The actual amendment in full states, Section 38. “To protect agriculture as a vital sector of Oklahoma’s economy, which provides food, energy, health benefits, and security and is the foundation and stabilizing force of Oklahoma’s economy, the rights of citizens and lawful residents of Oklahoma to engage in farming and ranching practices shall be forever guaranteed in this state. The Legislature shall pass no law which abridges the right of citizens and lawful residents of Oklahoma to employ agricultural technology and livestock production and ranching practices without a compelling state interest. Nothing in this section shall be construed to modify any provision of common law or statutes relating to trespass, eminent domain, dominance of mineral interests, easements, rights of way or any other property rights. Nothing in this section shall be construed to modify or affect any statute or ordinance enacted by the Legislature or any political subdivision prior to December 31, 2014.”

Through the commercials and speeches, there is often much “political spin.”  Casting politics aside, what does this proposal really do and not do?

This proposal:
1. does NOT open the door to foreign ownership of agricultural land. (Constitutionally prohibited)
2. does NOT de-regulate puppy mills.  (Statutorily regulated)
3. does NOT legalize cock fighting.  (Statutorily prohibited)
4. does NOT change a single law currently in effect.
5. does NOT pollute our water or change a single water law.
6. does NOT prohibit additional laws to protect our water.
7. does NOT give agriculture any new freedoms.
8. does NOT affect county or municipal laws in any way. (legislative specific language)
9. does NOT allow for any anti-agriculture regulation without a compelling state interest, similar to the constitutional protections that rodeo, hunting and fishing currently have in Oklahoma.

This proposal:
1. does continue to provide for freedom of food choice.
2. does still provide for Oklahomans to make sure our food is safe and our water is protected; farmers and ranchers are the original Stewards of the Land.
3. does help to protect Oklahoma jobs, which is vital to our economy.
4. does protect Oklahoma farmers and ranchers from future adverse legislation from out of state special interest groups that do not care about Oklahomans or their values.
5. does help to continue to encourage future generations of agriculturists to become involved in agriculture by protecting Oklahoma rural values.
6. does restrict harmful, unscientific legislation that does not promote a compelling state interest from being passed by either political party.

Everything in this state question is intended to be in the best interest for all Oklahomans. However, this State Question is garnering a great amount of adverse, political publicity from several special interest groups.

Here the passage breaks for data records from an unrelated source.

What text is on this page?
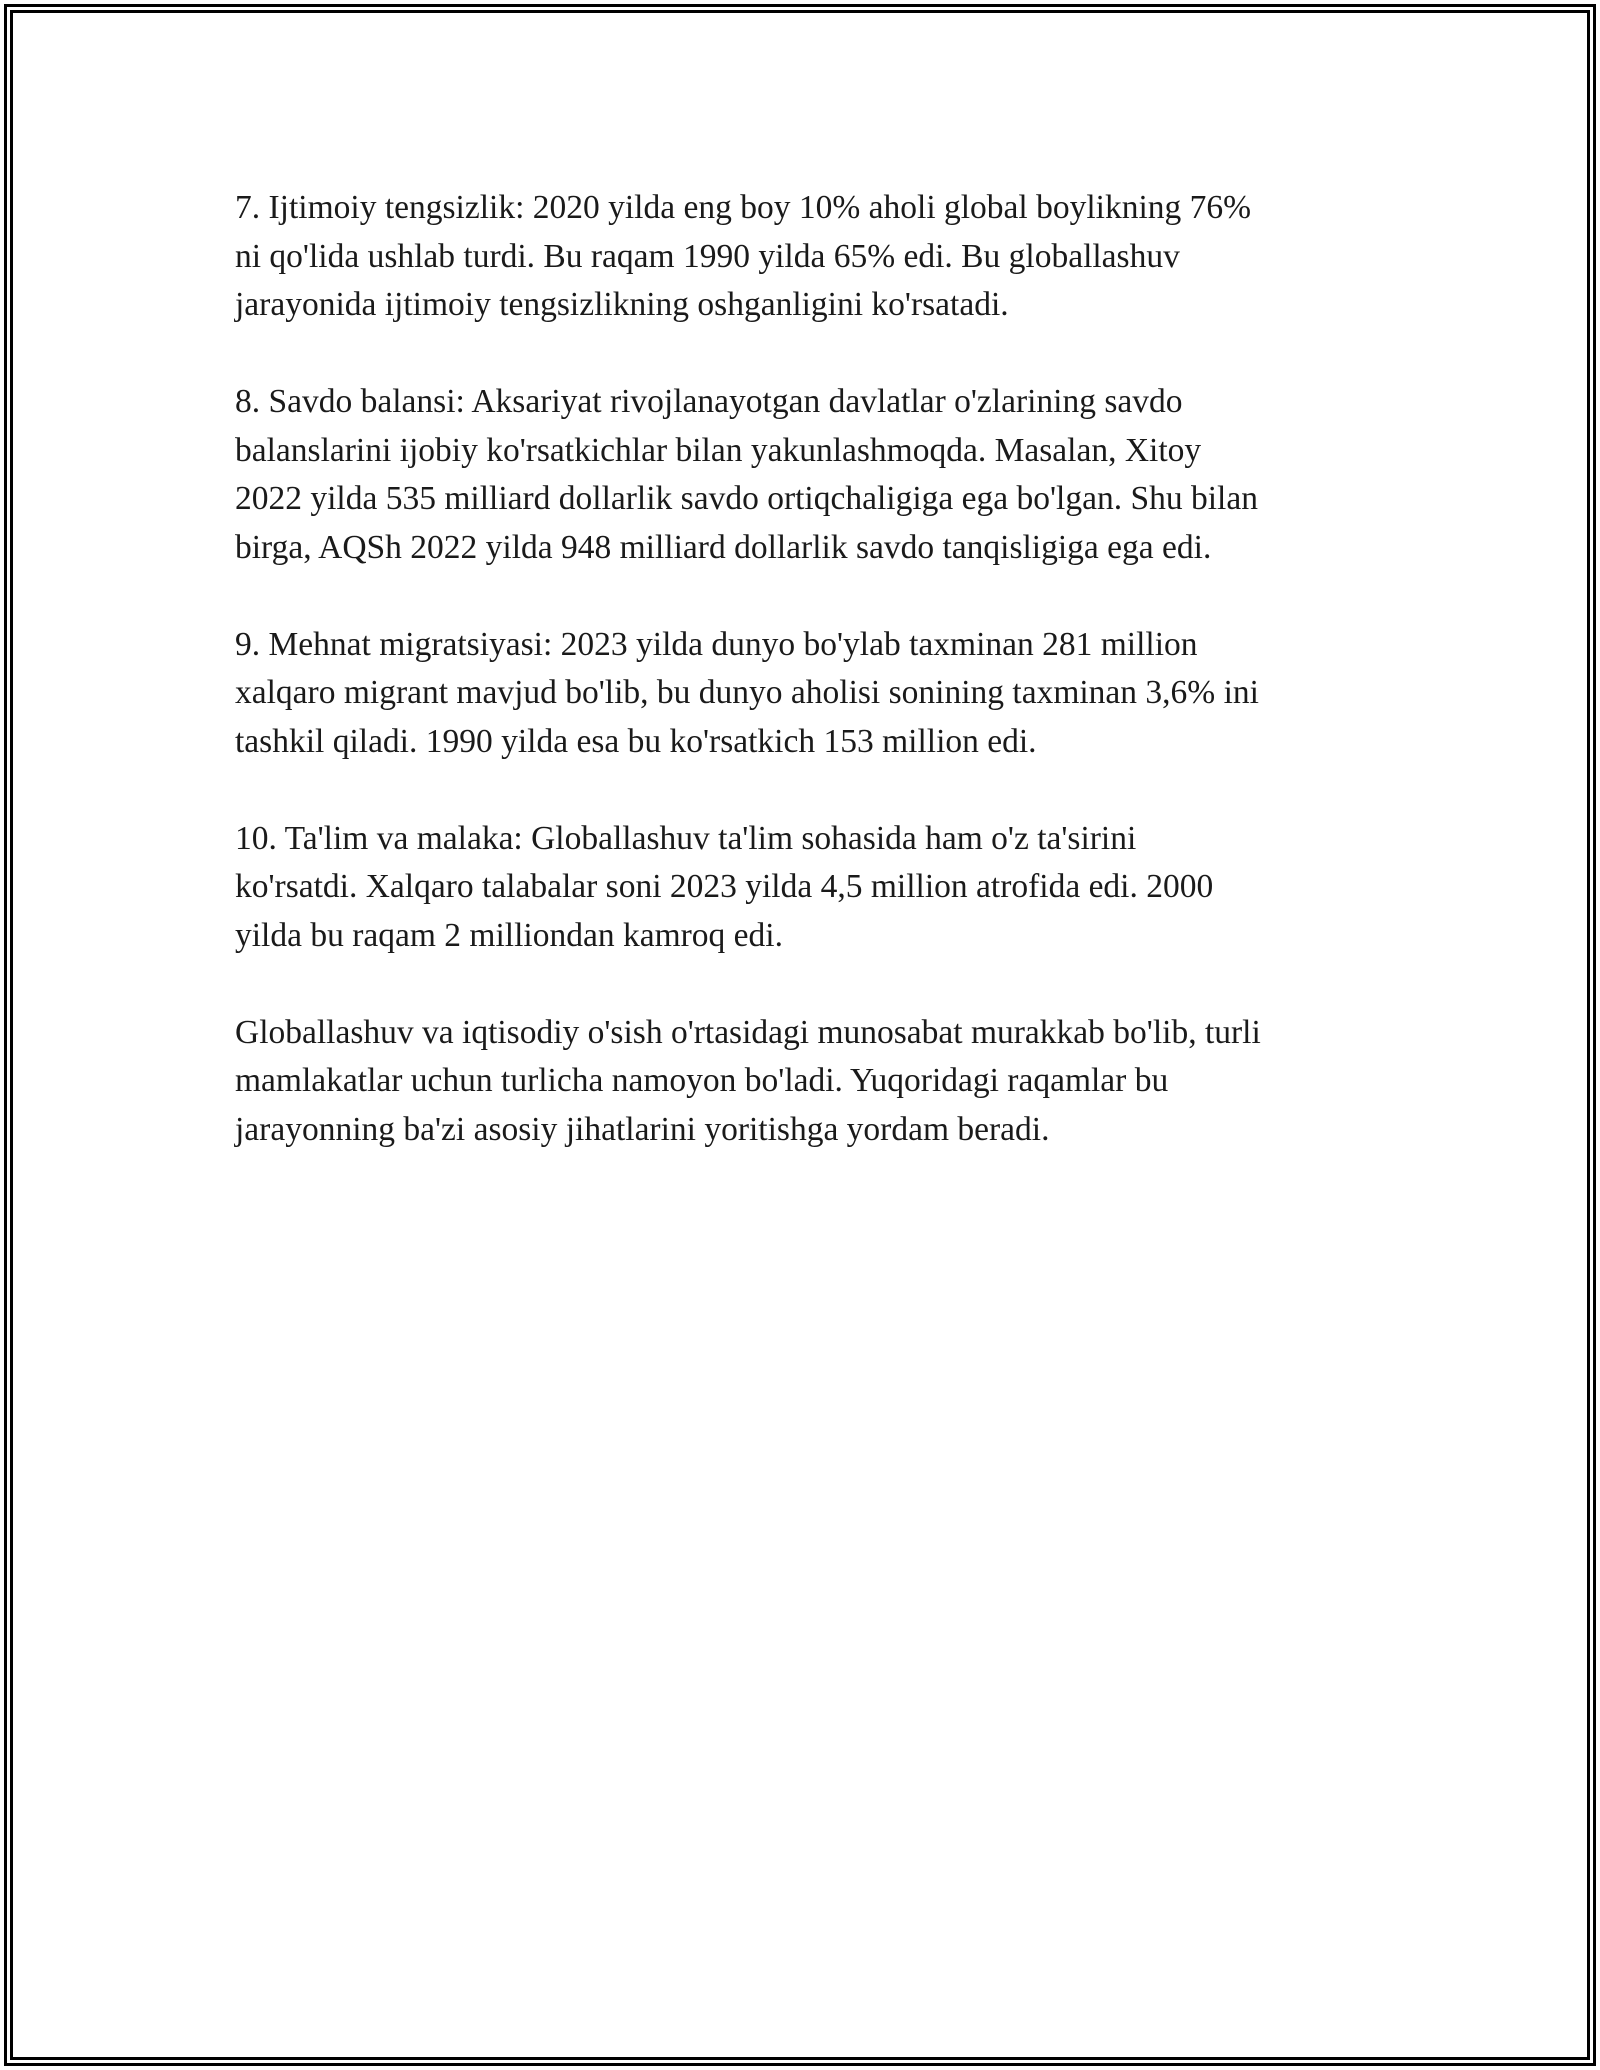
7. Ijtimoiy tengsizlik: 2020 yilda eng boy 10% aholi global boylikning 76%
ni qo'lida ushlab turdi. Bu raqam 1990 yilda 65% edi. Bu globallashuv
jarayonida ijtimoiy tengsizlikning oshganligini ko'rsatadi.

8. Savdo balansi: Aksariyat rivojlanayotgan davlatlar o'zlarining savdo
balanslarini ijobiy ko'rsatkichlar bilan yakunlashmoqda. Masalan, Xitoy
2022 yilda 535 milliard dollarlik savdo ortiqchaligiga ega bo'lgan. Shu bilan
birga, AQSh 2022 yilda 948 milliard dollarlik savdo tanqisligiga ega edi.

9. Mehnat migratsiyasi: 2023 yilda dunyo bo'ylab taxminan 281 million
xalqaro migrant mavjud bo'lib, bu dunyo aholisi sonining taxminan 3,6% ini
tashkil qiladi. 1990 yilda esa bu ko'rsatkich 153 million edi.

10. Ta'lim va malaka: Globallashuv ta'lim sohasida ham o'z ta'sirini
ko'rsatdi. Xalqaro talabalar soni 2023 yilda 4,5 million atrofida edi. 2000
yilda bu raqam 2 milliondan kamroq edi.

Globallashuv va iqtisodiy o'sish o'rtasidagi munosabat murakkab bo'lib, turli
mamlakatlar uchun turlicha namoyon bo'ladi. Yuqoridagi raqamlar bu
jarayonning ba'zi asosiy jihatlarini yoritishga yordam beradi.
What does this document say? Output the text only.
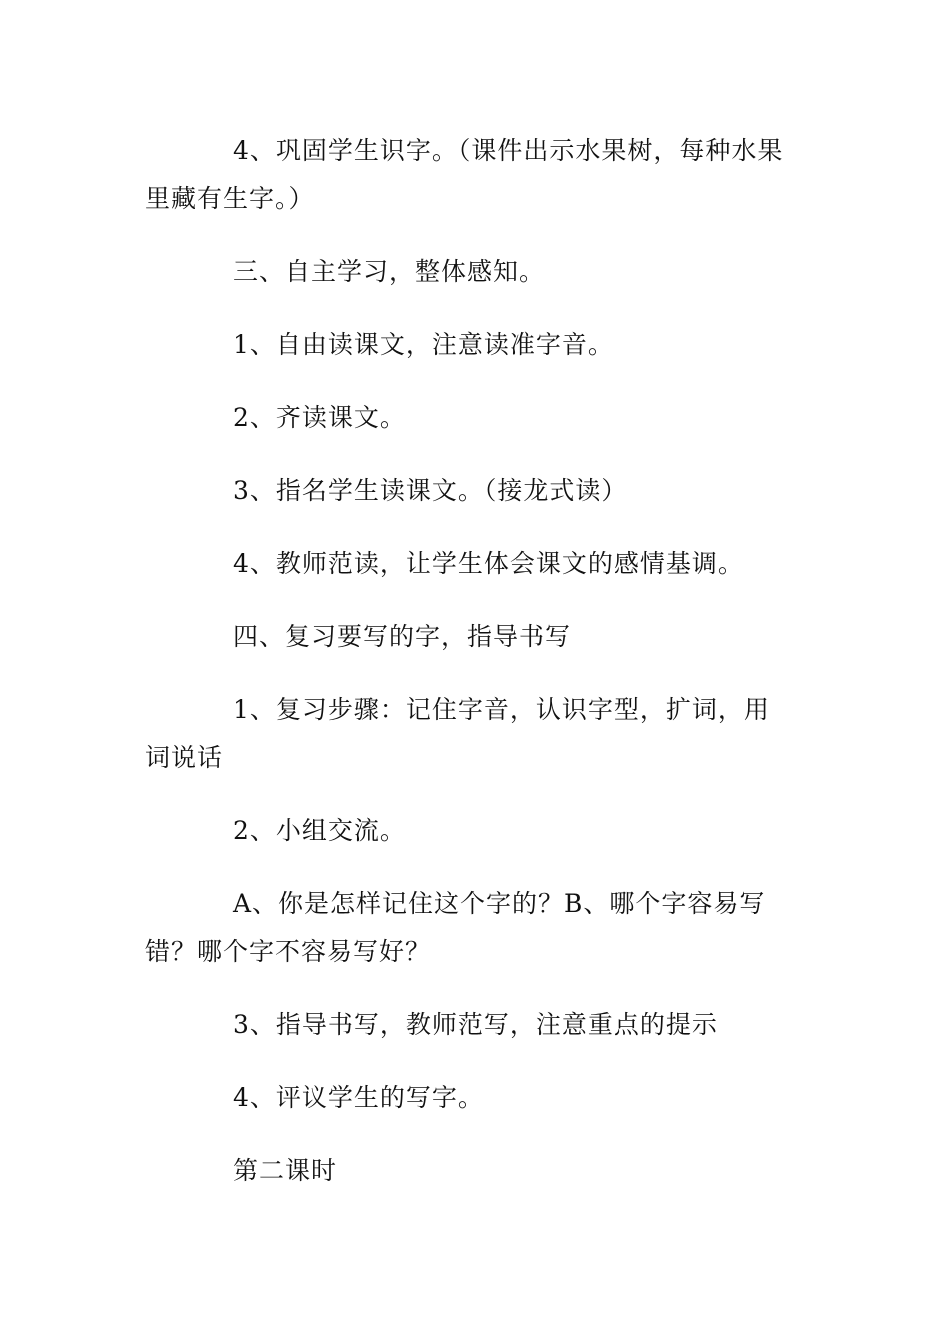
4、巩固学生识字。（课件出示水果树，每种水果里藏有生字。）

三、自主学习，整体感知。

1、自由读课文，注意读准字音。

2、齐读课文。

3、指名学生读课文。（接龙式读）

4、教师范读，让学生体会课文的感情基调。

四、复习要写的字，指导书写

1、复习步骤：记住字音，认识字型，扩词，用词说话

2、小组交流。

A、你是怎样记住这个字的？B、哪个字容易写错？哪个字不容易写好？

3、指导书写，教师范写，注意重点的提示

4、评议学生的写字。

第二课时
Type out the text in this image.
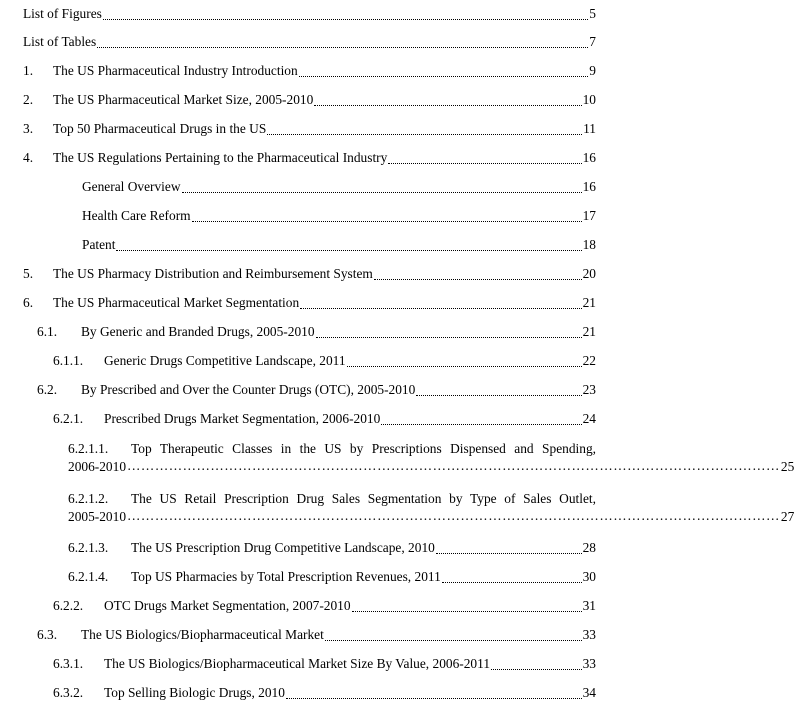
List of Figures	5
List of Tables	7
1. The US Pharmaceutical Industry Introduction	9
2. The US Pharmaceutical Market Size, 2005-2010	10
3. Top 50 Pharmaceutical Drugs in the US	11
4. The US Regulations Pertaining to the Pharmaceutical Industry	16
General Overview	16
Health Care Reform	17
Patent	18
5. The US Pharmacy Distribution and Reimbursement System	20
6. The US Pharmaceutical Market Segmentation	21
6.1. By Generic and Branded Drugs, 2005-2010	21
6.1.1. Generic Drugs Competitive Landscape, 2011	22
6.2. By Prescribed and Over the Counter Drugs (OTC), 2005-2010	23
6.2.1. Prescribed Drugs Market Segmentation, 2006-2010	24
6.2.1.1. Top Therapeutic Classes in the US by Prescriptions Dispensed and Spending,
2006-2010 …………………………………………………………………………………………………………………………… 25
6.2.1.2. The US Retail Prescription Drug Sales Segmentation by Type of Sales Outlet,
2005-2010 …………………………………………………………………………………………………………………………… 27
6.2.1.3. The US Prescription Drug Competitive Landscape, 2010	28
6.2.1.4. Top US Pharmacies by Total Prescription Revenues, 2011	30
6.2.2. OTC Drugs Market Segmentation, 2007-2010	31
6.3. The US Biologics/Biopharmaceutical Market	33
6.3.1. The US Biologics/Biopharmaceutical Market Size By Value, 2006-2011	33
6.3.2. Top Selling Biologic Drugs, 2010	34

Oklahomans must remember, this is about Oklahoma, our food source and our farmers and ranchers, not political out-of-state special interest groups.

Vote YES, to support your local farmers, ranchers and all Oklahomans who enjoy a healthy meal.

Wade Christensen is a fourth generation farmer and rancher from Thomas, Oklahoma and managing Director of Christensen Law in Oklahoma City.  He has served as Chairman of the National Governors Spouses Leadership Committee.  While serving as Chairman, his National platform was entitled “America’s Farms: Feeding and Strengthening Communities.” Christensen highlighted the important role farming and ranching play in providing a safe and healthy food source in the U.S and throughout the world.  He also highlighted the importance of the agricultural sector to the U.S. economy, national security and public health. Oklahoman and American culture celebrates farming and ranching as an important part of our history, but sometimes we don’t remember how important it is to our economy and our way of life today. Whether it is childhood obesity or global hunger, farmers and ranchers are helping to address some of the great issues of our times.